The New York Times’ David Colman on a prescient augmented reality (AR) public art project by Nancy Baker Cahill that explores six historical sites and monuments across the Eastern seaboard.

“But the greater and more urgent question dangling here is: When is a public artwork an embellishment and when is it an eyesore? Arguments about patriotism and freedom, rights and responsibilities as well as what public art should do, and represent, have been thrown into high relief in 2020.”

And Finally

Swimming with the dogs of the sea.

 Rachel Eggers, SAM Associate Director of Public Relations

Installation view of “John Akomfrah: Future History” at Seattle Art Museum, 2020, photo: Natali Wiseman.

Muse/News: Protest art, citizen journalists, and radical quilts

SAM News

Brangien Davis of Crosscut reflects on art that protests and protest art, highlighting an 8-bit video game created by The Black Tones, Barbara Earl Thomas’s intricate paper cuts (to be featured in an upcoming show at SAM), and a “speculative fiction” press release imagining if SAM dissolved (which was erroneously published).

“Some art that erupts during social upheaval is momentary, some persists in minds and hearts, whether a poster, a painting, a flag, a fist or maybe even a video game.”

Local News

Jasmyne Keimig of the Stranger continues to cover both the action and the art around the Capitol Hill Organized Protest (CHOP); this week, she notes that “The Bathrooms at Cal Anderson Park Look Sick” after a recent paint job by two volunteers.

The Seattle Times features a comic from Lyla Dalnekoff, the 11-year-old creator of drawingthroughit.com. She explores our “new normal” and asks “what are you most excited to do once coronavirus pandemic restrictions are lifted?”

Crosscut’s Agueda Pacheco Flores and Margo Vansynghel interview Omari Salisbury, Tessa Hulls, and Ulysses Curr, three citizen journalists who have been documenting CHOP. With portraits by Dorothy Edwards.

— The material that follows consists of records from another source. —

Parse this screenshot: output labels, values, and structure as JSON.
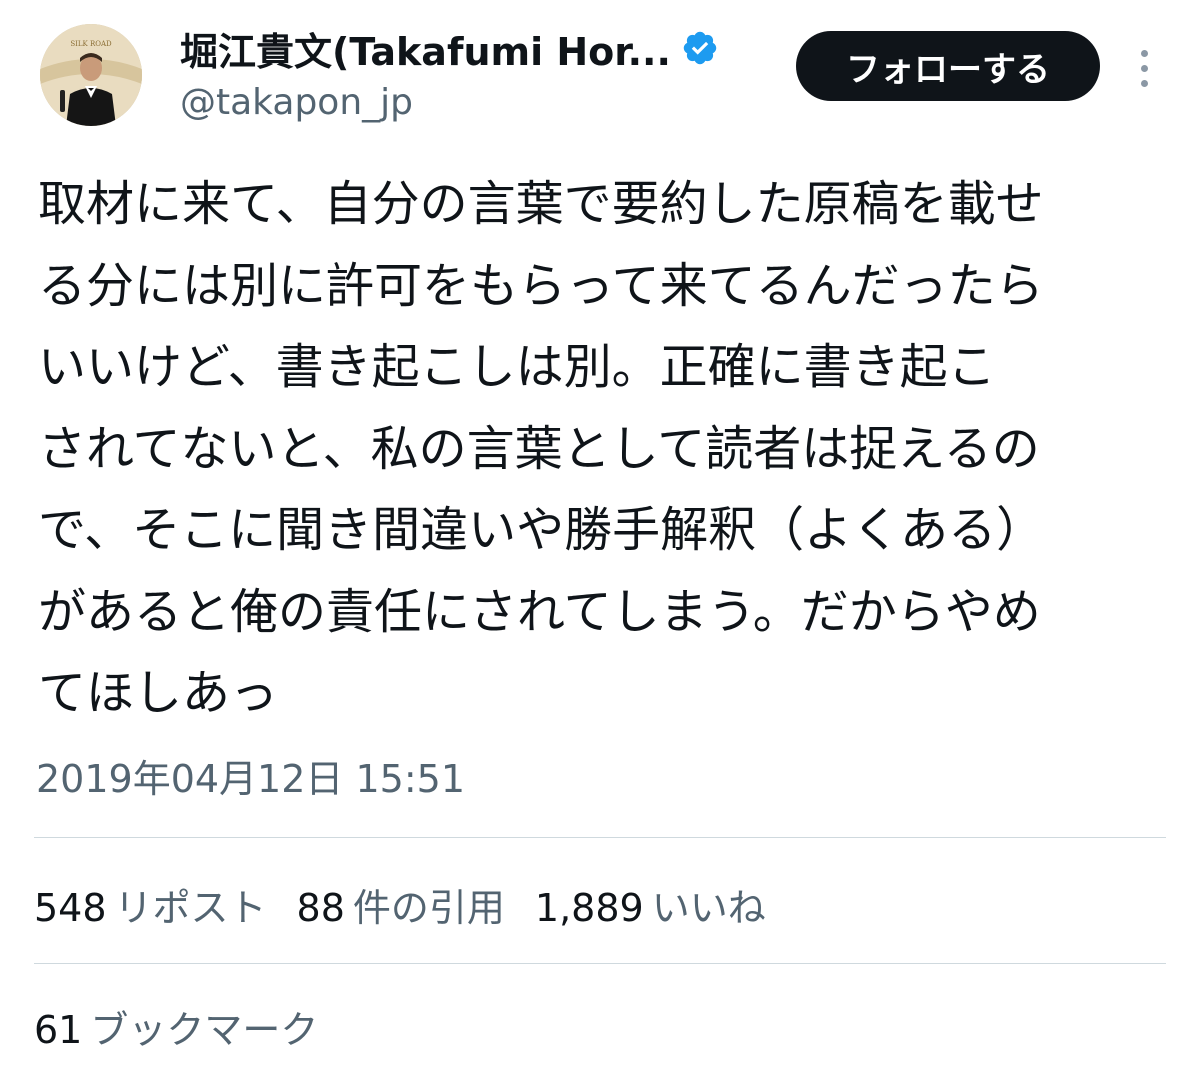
{
  "author": {
    "display_name": "堀江貴文(Takafumi Hor...",
    "handle": "@takapon_jp",
    "verified": true,
    "avatar_icon": "profile-photo"
  },
  "header": {
    "follow_label": "フォローする",
    "more_icon": "more-vertical-icon"
  },
  "tweet": {
    "text": "取材に来て、自分の言葉で要約した原稿を載せ\nる分には別に許可をもらって来てるんだったら\nいいけど、書き起こしは別。正確に書き起こ\nされてないと、私の言葉として読者は捉えるの\nで、そこに聞き間違いや勝手解釈（よくある）\nがあると俺の責任にされてしまう。だからやめ\nてほしあっ",
    "timestamp": "2019年04月12日 15:51"
  },
  "stats": {
    "reposts": {
      "count": "548",
      "label": "リポスト"
    },
    "quotes": {
      "count": "88",
      "label": "件の引用"
    },
    "likes": {
      "count": "1,889",
      "label": "いいね"
    },
    "bookmarks": {
      "count": "61",
      "label": "ブックマーク"
    }
  },
  "colors": {
    "text_primary": "#0f1419",
    "text_secondary": "#536471",
    "divider": "#cfd9de",
    "verified_blue": "#1d9bf0",
    "follow_button_bg": "#0f1419"
  }
}
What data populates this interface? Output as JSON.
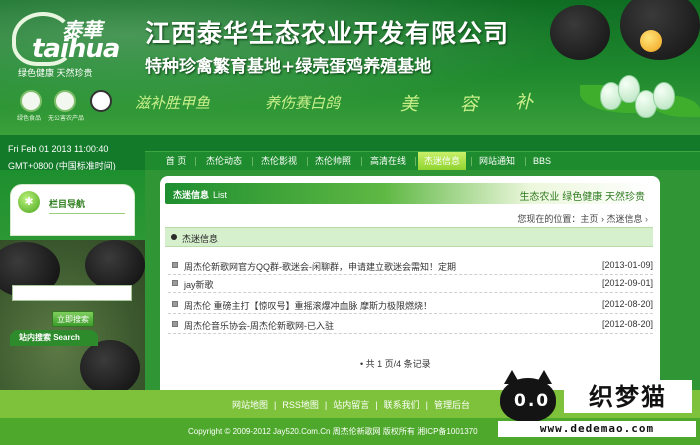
{
  "header": {
    "logo_cn": "泰華",
    "logo_en": "taihua",
    "logo_slogan": "绿色健康 天然珍贵",
    "company_name": "江西泰华生态农业开发有限公司",
    "company_sub": "特种珍禽繁育基地+绿壳蛋鸡养殖基地",
    "cert_1_label": "绿色食品",
    "cert_2_label": "无公害农产品",
    "calligraphy_1": "滋补胜甲鱼",
    "calligraphy_2": "养伤赛白鸽",
    "calligraphy_3": "美",
    "calligraphy_4": "容",
    "calligraphy_5": "补"
  },
  "sidebar": {
    "date": "Fri Feb 01 2013 11:00:40",
    "timezone": "GMT+0800 (中国标准时间)",
    "nav_title": "栏目导航",
    "search_title": "站内搜索 Search",
    "search_placeholder": "",
    "search_button": "立即搜索"
  },
  "nav": {
    "items": [
      {
        "label": "首 页"
      },
      {
        "label": "杰伦动态"
      },
      {
        "label": "杰伦影视"
      },
      {
        "label": "杰伦帅照"
      },
      {
        "label": "高清在线"
      },
      {
        "label": "杰迷信息"
      },
      {
        "label": "网站通知"
      },
      {
        "label": "BBS"
      }
    ],
    "active_index": 5
  },
  "content": {
    "header_title": "杰迷信息",
    "header_title_en": "List",
    "header_slogan": "生态农业 绿色健康 天然珍贵",
    "breadcrumb_prefix": "您现在的位置：",
    "breadcrumb_home": "主页",
    "breadcrumb_sep": "›",
    "breadcrumb_current": "杰迷信息",
    "breadcrumb_arrow": "›",
    "section_title": "杰迷信息",
    "news": [
      {
        "title": "周杰伦新歌网官方QQ群-歌迷会-闲聊群，申请建立歌迷会需知！定期",
        "date": "[2013-01-09]"
      },
      {
        "title": "jay新歌",
        "date": "[2012-09-01]"
      },
      {
        "title": "周杰伦 重磅主打【惊叹号】重摇滚爆冲血脉 摩斯力极限燃烧！",
        "date": "[2012-08-20]"
      },
      {
        "title": "周杰伦音乐协会-周杰伦新歌网-已入驻",
        "date": "[2012-08-20]"
      }
    ],
    "pager": "• 共 1 页/4 条记录"
  },
  "footer": {
    "links": [
      "网站地图",
      "RSS地图",
      "站内留言",
      "联系我们",
      "管理后台"
    ],
    "link_sep": "|",
    "copyright": "Copyright © 2009-2012 Jay520.Com.Cn 周杰伦新歌网 版权所有 湘ICP备1001370"
  },
  "watermark": {
    "eyes": "0.0",
    "brand": "织梦猫",
    "url": "www.dedemao.com"
  },
  "colors": {
    "header_green": "#1f8a2e",
    "nav_green": "#137a2a",
    "nav_active": "#8cd22c",
    "footer_light": "#7dc23a",
    "footer_dark": "#4ea82b",
    "section_bg": "#d6efcd"
  }
}
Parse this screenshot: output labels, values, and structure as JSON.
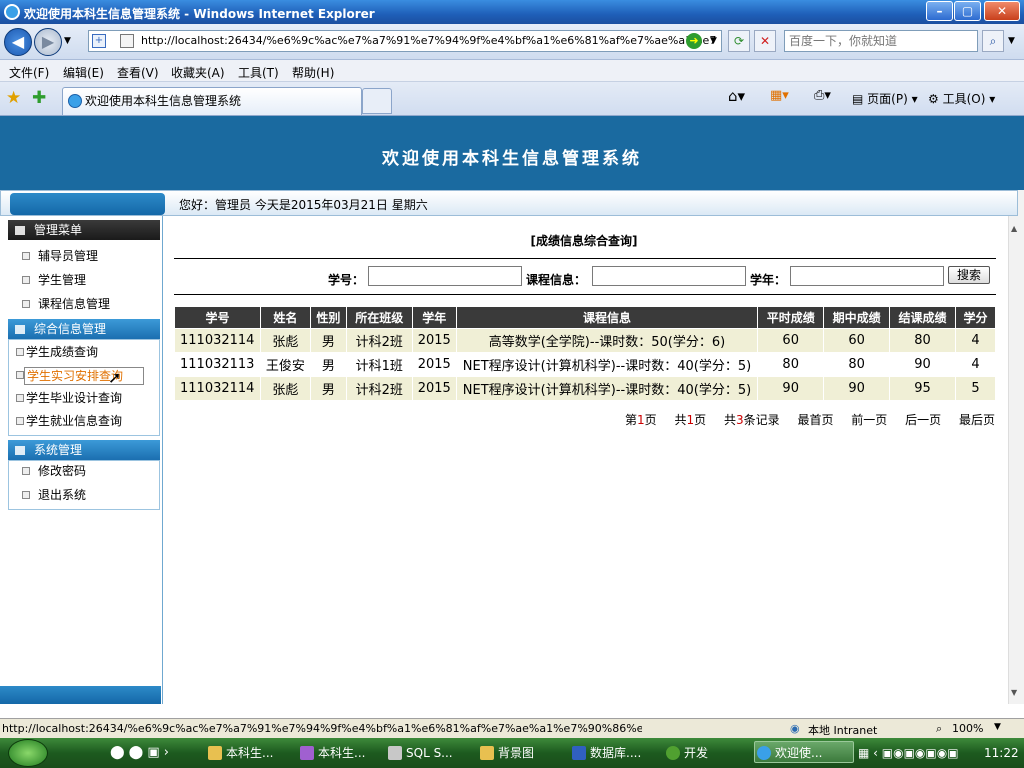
{
  "window": {
    "title": "欢迎使用本科生信息管理系统 - Windows Internet Explorer",
    "min": "–",
    "max": "▢",
    "close": "✕"
  },
  "address": {
    "url": "http://localhost:26434/%e6%9c%ac%e7%a7%91%e7%94%9f%e4%bf%a1%e6%81%af%e7%ae%a1%e7",
    "search_placeholder": "百度一下，你就知道"
  },
  "menu": [
    "文件(F)",
    "编辑(E)",
    "查看(V)",
    "收藏夹(A)",
    "工具(T)",
    "帮助(H)"
  ],
  "tab": {
    "label": "欢迎使用本科生信息管理系统",
    "page_btn": "页面(P)",
    "tools_btn": "工具(O)"
  },
  "banner": {
    "title": "欢迎使用本科生信息管理系统"
  },
  "greeting": "您好：管理员    今天是2015年03月21日    星期六",
  "sidebar": {
    "menu_title": "管理菜单",
    "group1": [
      "辅导员管理",
      "学生管理",
      "课程信息管理"
    ],
    "group2_title": "综合信息管理",
    "group2": [
      "学生成绩查询",
      "学生实习安排查询",
      "学生毕业设计查询",
      "学生就业信息查询"
    ],
    "group3_title": "系统管理",
    "group3": [
      "修改密码",
      "退出系统"
    ]
  },
  "main": {
    "title": "[成绩信息综合查询]",
    "labels": {
      "sid": "学号：",
      "course": "课程信息：",
      "year": "学年："
    },
    "search_btn": "搜索"
  },
  "chart_data": {
    "type": "table",
    "columns": [
      "学号",
      "姓名",
      "性别",
      "所在班级",
      "学年",
      "课程信息",
      "平时成绩",
      "期中成绩",
      "结课成绩",
      "学分"
    ],
    "rows": [
      [
        "111032114",
        "张彪",
        "男",
        "计科2班",
        "2015",
        "高等数学(全学院)--课时数：50(学分：6)",
        "60",
        "60",
        "80",
        "4"
      ],
      [
        "111032113",
        "王俊安",
        "男",
        "计科1班",
        "2015",
        "NET程序设计(计算机科学)--课时数：40(学分：5)",
        "80",
        "80",
        "90",
        "4"
      ],
      [
        "111032114",
        "张彪",
        "男",
        "计科2班",
        "2015",
        "NET程序设计(计算机科学)--课时数：40(学分：5)",
        "90",
        "90",
        "95",
        "5"
      ]
    ]
  },
  "pager": {
    "page_a": "第",
    "page_n": "1",
    "page_b": "页",
    "total_a": "共",
    "total_n": "1",
    "total_b": "页",
    "rec_a": "共",
    "rec_n": "3",
    "rec_b": "条记录",
    "first": "最首页",
    "prev": "前一页",
    "next": "后一页",
    "last": "最后页"
  },
  "status": {
    "url": "http://localhost:26434/%e6%9c%ac%e7%a7%91%e7%94%9f%e4%bf%a1%e6%81%af%e7%ae%a1%e7%90%86%e7%b3%bb%e",
    "zone": "本地 Intranet",
    "zoom": "100%"
  },
  "taskbar": {
    "items": [
      "本科生...",
      "本科生...",
      "SQL S...",
      "背景图",
      "数据库....",
      "开发",
      "欢迎使..."
    ],
    "clock": "11:22"
  }
}
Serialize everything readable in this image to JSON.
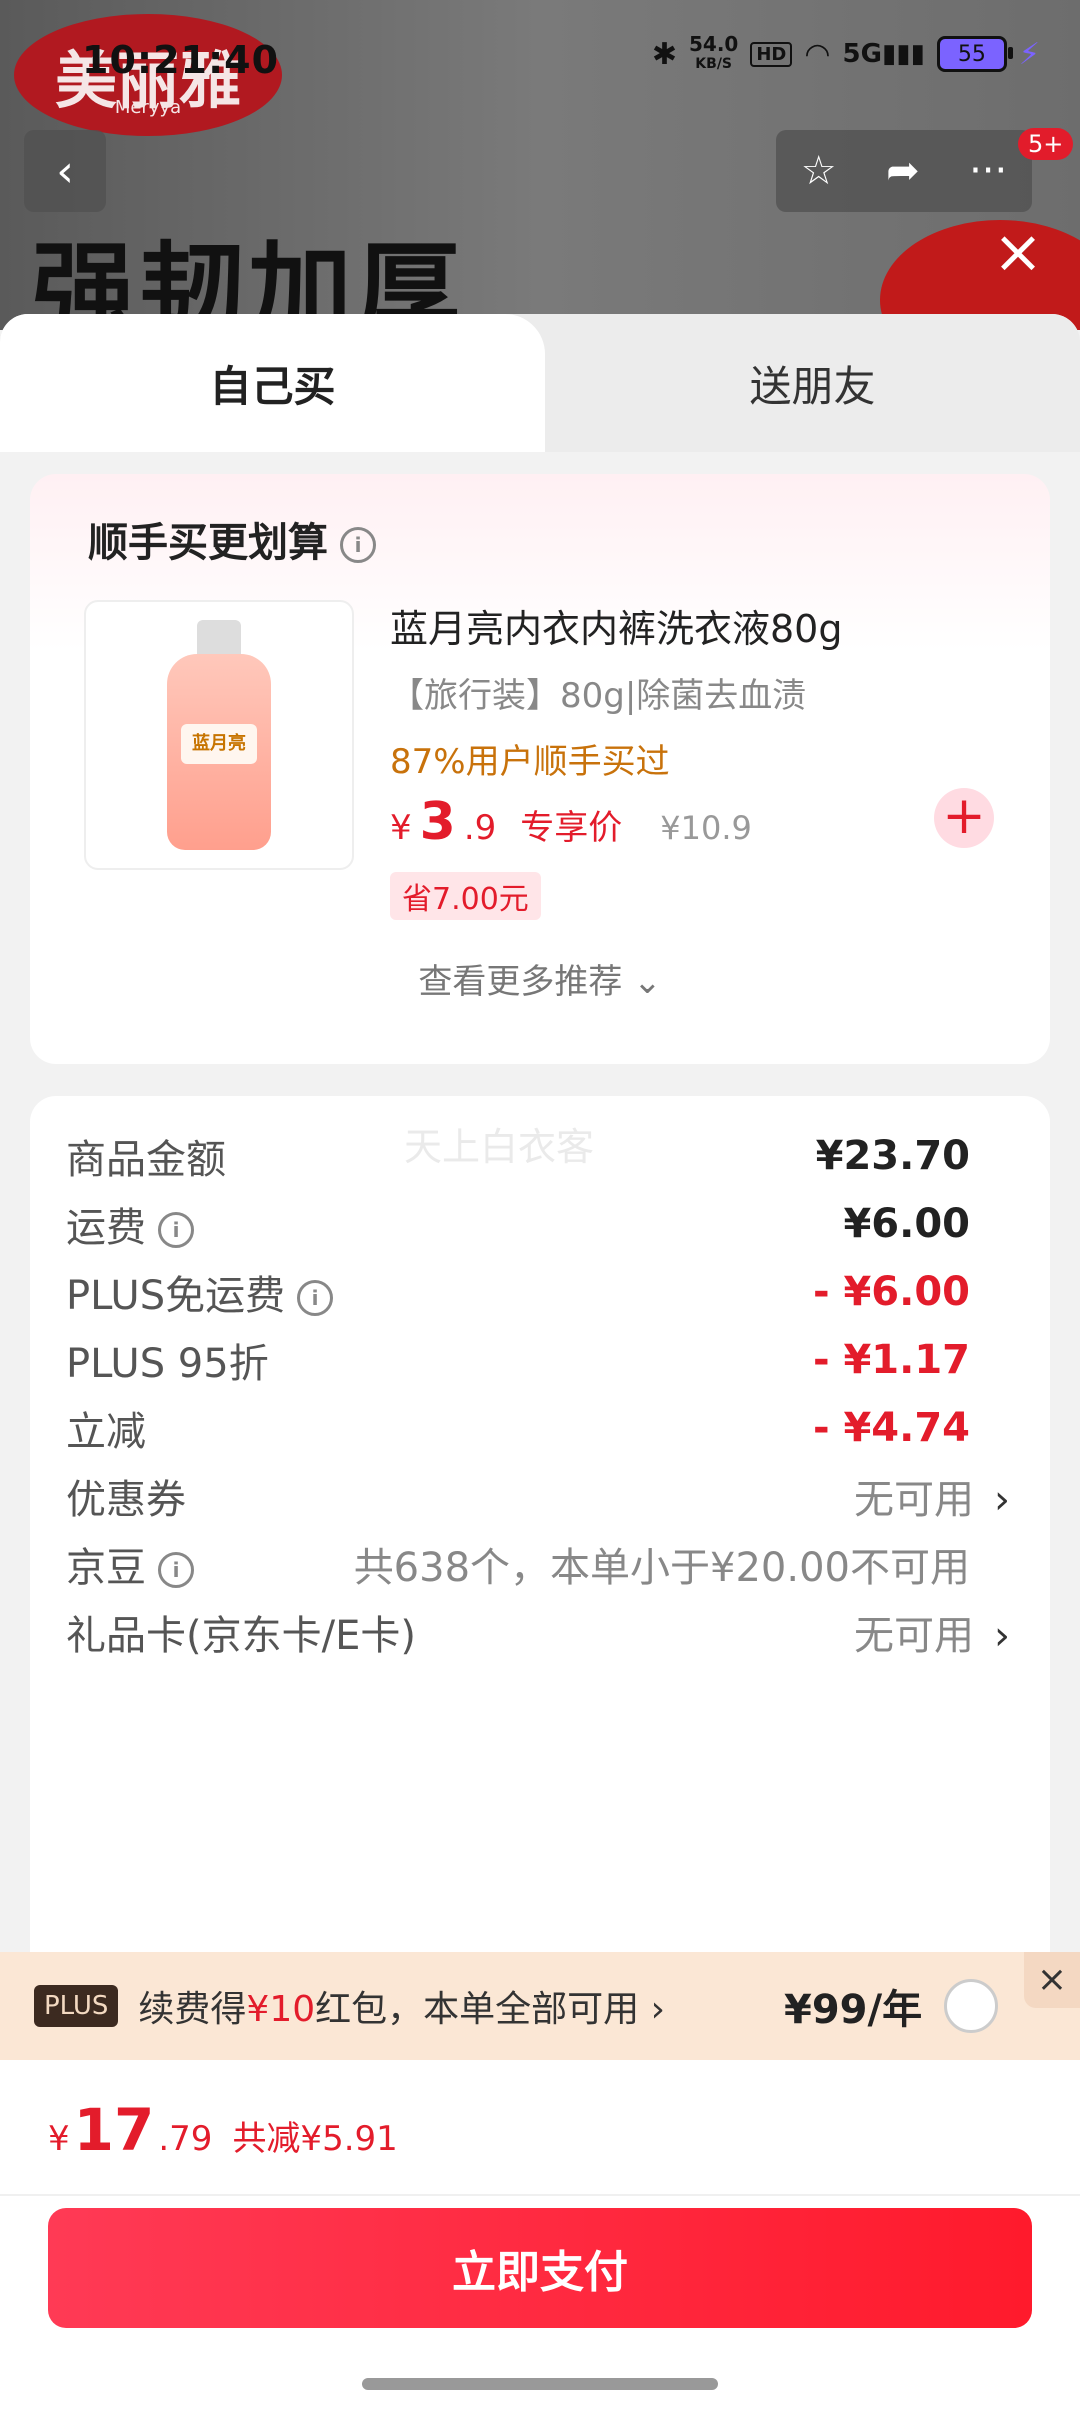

“Hulls says she prefers to see herself as a ‘bullhorn,’ amplifying the voices and stories that larger media outlets or reporters who don’t cover the protests from the ground might miss.”

Inter/National News

This week, opinion pieces by arts and culture leaders from around the country:

Yesomi Umolu of the Reva and David Logan Center for the Arts at the University of Chicago outlines “15 Points Museums Must Understand to Dismantle Structural Injustice.”

Darren Walker, president of the Ford Foundation, asks, “Are you willing to give up your privilege?”

Dr. Kelli Morgan, a critical-race and cultural historian, addresses the expressions of white supremacy she sees in the museum field.

“If we are to eschew this exclusionary culture in American art and its institutions, it is imperative that we change the value system upon which both our art museums and our art history is founded.”

And Finally

Wrap yourself in the radical quilts of Rosie Lee Tompkins.